Le 20 février dernier, la police valaisanne a perquisitionné le domicile des propriétaires du Constellation, où un incendie tragique avait causé la mort de 41 personnes et blessé 115 autres lors du Nouvel An. Cette opération, pourtant cruciale, a révélé une omission préoccupante : une facture essentielle, signalée par Jacques Moretti, a été négligée par les enquêteurs.
Bien que cet élément puisse sembler secondaire face à l'ampleur du drame, il suscite l'indignation de plusieurs avocats représentant les victimes. Lors de la perquisition, les forces de l'ordre ont indéniablement raté un document crucial : la facture de la "mousse acoustique pyramidale" installée en 2015 au plafond du bar. Cette mousse, ayant pris feu en raison de feux de bengale, a été identifiée comme le point de départ du sinistre mortel.
À la remise de la facture, Jacques Moretti a précisé qu'elle se trouvait "sur la table du séjour dans un porte-document contenant des échanges avec ses avocats". Malheureusement, les enquêteurs ont omis de vérifier le contenu de ce porte-document, ce qui engendre des suspicions sur la rigueur de leur enquête.

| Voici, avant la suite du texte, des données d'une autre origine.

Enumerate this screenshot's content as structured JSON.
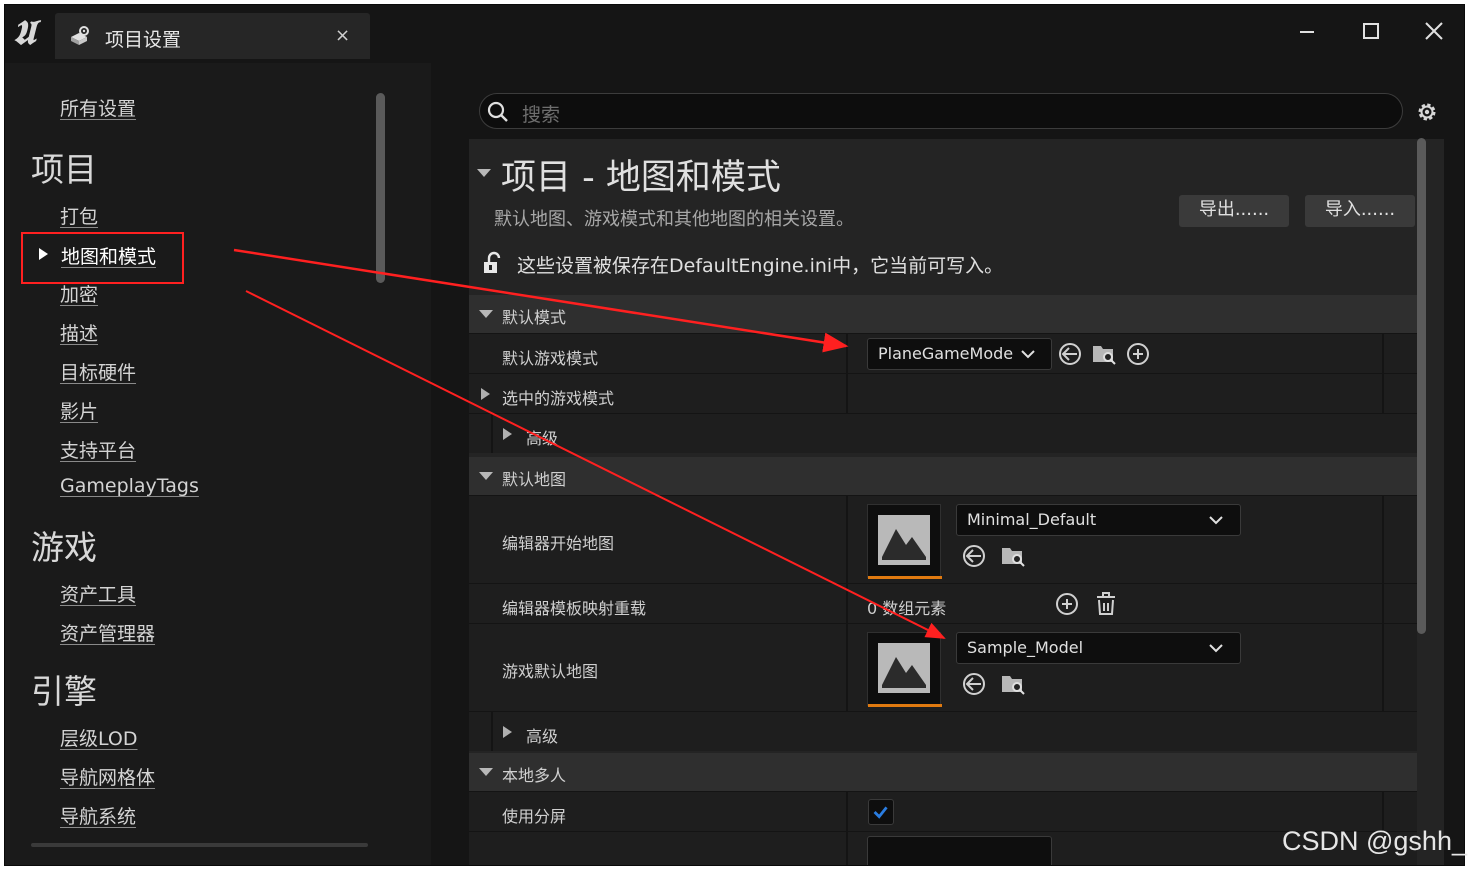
{
  "window": {
    "tab_title": "项目设置",
    "tab_close": "×"
  },
  "sidebar": {
    "all_settings": "所有设置",
    "sections": [
      {
        "title": "项目",
        "items": [
          "打包",
          "地图和模式",
          "加密",
          "描述",
          "目标硬件",
          "影片",
          "支持平台",
          "GameplayTags"
        ]
      },
      {
        "title": "游戏",
        "items": [
          "资产工具",
          "资产管理器"
        ]
      },
      {
        "title": "引擎",
        "items": [
          "层级LOD",
          "导航网格体",
          "导航系统"
        ]
      }
    ],
    "selected_item": "地图和模式"
  },
  "search": {
    "placeholder": "搜索"
  },
  "category": {
    "title": "项目 - 地图和模式",
    "description": "默认地图、游戏模式和其他地图的相关设置。",
    "export_label": "导出......",
    "import_label": "导入......",
    "save_note": "这些设置被保存在DefaultEngine.ini中，它当前可写入。"
  },
  "default_modes": {
    "header": "默认模式",
    "default_game_mode_label": "默认游戏模式",
    "default_game_mode_value": "PlaneGameMode",
    "selected_game_mode_label": "选中的游戏模式",
    "advanced_label": "高级"
  },
  "default_maps": {
    "header": "默认地图",
    "editor_startup_map_label": "编辑器开始地图",
    "editor_startup_map_value": "Minimal_Default",
    "editor_template_override_label": "编辑器模板映射重载",
    "array_elements": "0 数组元素",
    "game_default_map_label": "游戏默认地图",
    "game_default_map_value": "Sample_Model",
    "advanced_label": "高级"
  },
  "local_multiplayer": {
    "header": "本地多人",
    "use_splitscreen_label": "使用分屏",
    "use_splitscreen_checked": true
  },
  "annotation": {
    "color": "#ff2020"
  },
  "watermark": "CSDN @gshh_"
}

Cette négligence soulève des interrogations quant à la compétence des autorités judiciaires suisses, déjà critiquées pour la lenteur de leur intervention. En effet, la perquisition, qui s'est déroulée presque deux mois après l'incendie, a permis aux propriétaires de potentiellement dissimuler des éléments à charge, une allégation qu'ils contestent fermement. Comme l'indiquent plusieurs observateurs, cette situation met en lumière des préoccupations majeures concernant la transparence et l'efficacité des enquêtes criminelles en Suisse.
Alors que la pression monte sur les autorités, des experts en droit mettent en garde contre une perte de confiance du public envers l’appareil judiciaire. Le débat sur la gestion de cette enquête tragique ne fait donc que commencer, alors que les familles des victimes attendent toujours des réponses.